Read 2 A Season of Knives: A Sir Robert Carey Mystery Online
Authors: P. F. Chisholm
Tags: #Mystery, #rt, #Mystery & Detective, #amberlyth, #Thriller & Suspense, #Historical, #Literature & Fiction
Carey bowed. ‘I am at your lordship’s command,’ he answered. ‘Tell my lady sister I’ll be delighted to come. Would you mind if I made some more enquiries into Atkinson’s death?’
‘Yes, I would,’ said Scrope instantly. ‘Firstly, I’m quite satisfied that Mrs Atkinson did it as she told us she did. And secondly, there are the letters to write concerning the muster, and the Coroner’s jury to empanel, and I simply cannot ask Richard Bell to do all of it so you’ll have to.’
Carey’s face darkened again, though more with depression than with anger.
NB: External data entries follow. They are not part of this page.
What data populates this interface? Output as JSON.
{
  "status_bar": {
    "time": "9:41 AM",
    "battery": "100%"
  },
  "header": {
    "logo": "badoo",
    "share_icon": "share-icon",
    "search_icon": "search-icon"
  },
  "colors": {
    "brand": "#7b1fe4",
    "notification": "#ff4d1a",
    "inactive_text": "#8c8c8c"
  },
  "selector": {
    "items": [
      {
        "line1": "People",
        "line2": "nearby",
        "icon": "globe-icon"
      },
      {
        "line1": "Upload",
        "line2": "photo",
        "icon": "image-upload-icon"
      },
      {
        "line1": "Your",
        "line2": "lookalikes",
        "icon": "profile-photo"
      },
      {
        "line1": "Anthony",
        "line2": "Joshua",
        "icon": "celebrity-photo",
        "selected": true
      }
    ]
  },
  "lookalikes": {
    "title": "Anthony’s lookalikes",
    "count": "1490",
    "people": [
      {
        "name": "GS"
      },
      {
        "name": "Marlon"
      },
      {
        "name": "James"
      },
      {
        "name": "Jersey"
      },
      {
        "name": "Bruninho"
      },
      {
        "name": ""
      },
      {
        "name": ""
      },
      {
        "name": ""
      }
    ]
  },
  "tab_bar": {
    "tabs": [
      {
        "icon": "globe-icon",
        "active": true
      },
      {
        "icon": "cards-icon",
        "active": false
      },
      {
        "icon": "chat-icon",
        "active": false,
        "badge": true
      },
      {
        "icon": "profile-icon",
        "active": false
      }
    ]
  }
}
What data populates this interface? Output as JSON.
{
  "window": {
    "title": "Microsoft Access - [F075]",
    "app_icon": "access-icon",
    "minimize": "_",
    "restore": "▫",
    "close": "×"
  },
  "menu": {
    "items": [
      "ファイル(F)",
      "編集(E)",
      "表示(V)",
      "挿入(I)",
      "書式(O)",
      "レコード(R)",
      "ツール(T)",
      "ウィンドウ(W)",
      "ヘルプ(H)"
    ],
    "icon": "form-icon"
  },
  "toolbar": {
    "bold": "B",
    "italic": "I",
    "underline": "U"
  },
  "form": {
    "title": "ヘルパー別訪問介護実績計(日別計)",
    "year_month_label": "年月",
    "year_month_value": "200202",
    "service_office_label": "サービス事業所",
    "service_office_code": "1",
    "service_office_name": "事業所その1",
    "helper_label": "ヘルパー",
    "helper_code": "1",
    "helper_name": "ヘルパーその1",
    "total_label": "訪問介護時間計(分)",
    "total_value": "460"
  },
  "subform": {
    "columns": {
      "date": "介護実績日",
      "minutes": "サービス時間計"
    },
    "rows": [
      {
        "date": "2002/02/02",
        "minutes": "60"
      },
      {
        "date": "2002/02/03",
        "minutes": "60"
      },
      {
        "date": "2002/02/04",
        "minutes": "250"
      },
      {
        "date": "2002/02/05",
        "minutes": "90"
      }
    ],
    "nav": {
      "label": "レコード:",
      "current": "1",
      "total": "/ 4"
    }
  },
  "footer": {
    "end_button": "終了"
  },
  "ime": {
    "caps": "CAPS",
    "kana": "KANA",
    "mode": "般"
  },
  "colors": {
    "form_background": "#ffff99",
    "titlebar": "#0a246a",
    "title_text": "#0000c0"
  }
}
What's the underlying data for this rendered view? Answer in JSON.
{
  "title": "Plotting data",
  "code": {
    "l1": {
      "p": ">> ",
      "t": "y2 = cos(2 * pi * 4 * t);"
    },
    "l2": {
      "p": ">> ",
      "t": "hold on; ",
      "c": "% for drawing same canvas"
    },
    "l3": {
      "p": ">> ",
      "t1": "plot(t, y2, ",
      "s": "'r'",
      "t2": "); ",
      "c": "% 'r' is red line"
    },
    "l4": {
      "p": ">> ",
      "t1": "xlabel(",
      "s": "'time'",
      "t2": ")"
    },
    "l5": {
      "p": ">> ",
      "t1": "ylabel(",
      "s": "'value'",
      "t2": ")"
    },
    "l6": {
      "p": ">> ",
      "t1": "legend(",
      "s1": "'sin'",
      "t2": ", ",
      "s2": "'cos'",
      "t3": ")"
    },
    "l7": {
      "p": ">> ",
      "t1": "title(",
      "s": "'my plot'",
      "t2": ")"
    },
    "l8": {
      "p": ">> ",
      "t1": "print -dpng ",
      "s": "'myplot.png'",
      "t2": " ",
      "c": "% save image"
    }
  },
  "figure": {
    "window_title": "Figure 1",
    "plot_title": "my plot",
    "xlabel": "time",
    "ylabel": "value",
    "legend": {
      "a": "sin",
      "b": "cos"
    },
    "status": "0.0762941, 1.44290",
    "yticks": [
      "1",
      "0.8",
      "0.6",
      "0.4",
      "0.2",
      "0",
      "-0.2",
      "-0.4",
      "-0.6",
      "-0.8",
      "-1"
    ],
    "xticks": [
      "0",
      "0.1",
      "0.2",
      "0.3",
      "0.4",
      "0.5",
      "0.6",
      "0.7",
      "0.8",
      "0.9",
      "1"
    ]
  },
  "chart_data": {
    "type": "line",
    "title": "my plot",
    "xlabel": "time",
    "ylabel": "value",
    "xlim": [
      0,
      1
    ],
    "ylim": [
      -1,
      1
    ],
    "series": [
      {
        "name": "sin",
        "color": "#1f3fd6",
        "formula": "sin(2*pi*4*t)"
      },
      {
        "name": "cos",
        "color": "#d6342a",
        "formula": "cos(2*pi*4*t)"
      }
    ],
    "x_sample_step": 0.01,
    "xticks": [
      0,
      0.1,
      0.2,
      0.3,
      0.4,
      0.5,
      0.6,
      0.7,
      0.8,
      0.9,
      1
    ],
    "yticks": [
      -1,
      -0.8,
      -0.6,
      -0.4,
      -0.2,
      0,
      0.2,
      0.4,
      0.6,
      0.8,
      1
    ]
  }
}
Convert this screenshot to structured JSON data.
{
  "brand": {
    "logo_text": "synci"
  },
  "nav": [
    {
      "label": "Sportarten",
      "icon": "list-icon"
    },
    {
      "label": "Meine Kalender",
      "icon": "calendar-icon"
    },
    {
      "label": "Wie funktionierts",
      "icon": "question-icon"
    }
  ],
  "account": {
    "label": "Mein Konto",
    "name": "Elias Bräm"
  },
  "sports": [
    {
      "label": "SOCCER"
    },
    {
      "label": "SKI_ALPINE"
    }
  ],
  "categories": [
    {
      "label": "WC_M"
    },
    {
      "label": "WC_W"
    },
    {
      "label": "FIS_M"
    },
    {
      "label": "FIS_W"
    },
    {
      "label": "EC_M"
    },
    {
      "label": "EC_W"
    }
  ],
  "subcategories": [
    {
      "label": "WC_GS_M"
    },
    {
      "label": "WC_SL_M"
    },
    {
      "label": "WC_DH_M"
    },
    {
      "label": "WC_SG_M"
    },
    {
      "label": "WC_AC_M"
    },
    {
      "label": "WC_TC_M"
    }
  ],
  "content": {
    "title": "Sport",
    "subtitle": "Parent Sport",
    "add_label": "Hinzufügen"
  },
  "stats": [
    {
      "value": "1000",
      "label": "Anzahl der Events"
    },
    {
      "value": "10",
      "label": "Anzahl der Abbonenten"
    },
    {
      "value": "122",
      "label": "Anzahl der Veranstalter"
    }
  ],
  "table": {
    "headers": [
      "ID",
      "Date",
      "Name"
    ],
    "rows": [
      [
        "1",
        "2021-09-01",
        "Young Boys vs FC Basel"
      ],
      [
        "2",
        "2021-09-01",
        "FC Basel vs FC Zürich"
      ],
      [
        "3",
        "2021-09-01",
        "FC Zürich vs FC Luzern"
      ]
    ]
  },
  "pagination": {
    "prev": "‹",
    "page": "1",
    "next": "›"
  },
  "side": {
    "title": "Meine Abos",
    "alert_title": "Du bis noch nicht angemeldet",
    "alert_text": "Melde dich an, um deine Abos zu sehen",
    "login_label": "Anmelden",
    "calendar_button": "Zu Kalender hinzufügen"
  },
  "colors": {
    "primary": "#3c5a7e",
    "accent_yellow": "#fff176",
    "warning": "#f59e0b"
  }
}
It didn’t take a genius to guess that he hated paperwork, even if he hadn’t had some notion about poking around looking for yet another suspect for Atkinson’s murderer.
‘Yes, my lord,’ Carey said meekly enough. ‘I must take Thunder out for a run but then I’ll deal with it.’
‘Of course, of course, my dear fellow,’ said Scrope, hugely relieved that he had escaped the whole interview without either blades or blood being drawn. ‘I’ll see you later then.’
***
Despite the sunlight, as soon as he had returned Thunder to the stables and told the head groom to fetch in the farrier for a new set of shoes, Carey conscientiously went to his office to work on the letters organising lodgings for the gentlemen coming in for the muster and the inquest. The simple act of riding Thunder had done a lot to relax him. Unfortunately, as soon as he re-entered the Queen Mary Tower his whole towering thundercloud of worries closed in on him again. Richard Bell was there waiting for him, with a list of people to write to and a couple of form letters to give him the style. It had not occurred to him, when he persuaded the Queen to let him come north, that he would spend so much of his time acting like one of her own blasted secretaries, but he darkly supposed she knew perfectly well and had found it funny. He was a third of the way through the letters when there was a knock on the door to the stairs.
‘Enter,’ he said automatically, hoping Simon Barnet might have come with the beer, as ordered at least an hour ago. Barnabus was still in the gaol and would stay there at least until the inquest.
He heard the feminine rustle of petticoats in the rushes and looked up to see Janet Dodd, magnificent in her new hat and red gown, followed by a doe-eyed copper-haired creature in a blue-green kirtle who seemed vaguely familiar. Both of them curtseyed to him but Janet Dodd then folded her arms and gazed at him steadily. He looked back with considerable wariness.
‘What can I do for you, Mrs Dodd?’ he asked, his courtesy a little strained.
‘Is it true what I hear about Kate Atkinson burning for killing of her husband?’
‘Aahh…Has the Sergeant told you?’
‘Nay, I’ve not seen him. I had word by my father that her husband was dead so I came in to help my old friend Kate. I heard it from her gossips. And why d’ye want to burn her?’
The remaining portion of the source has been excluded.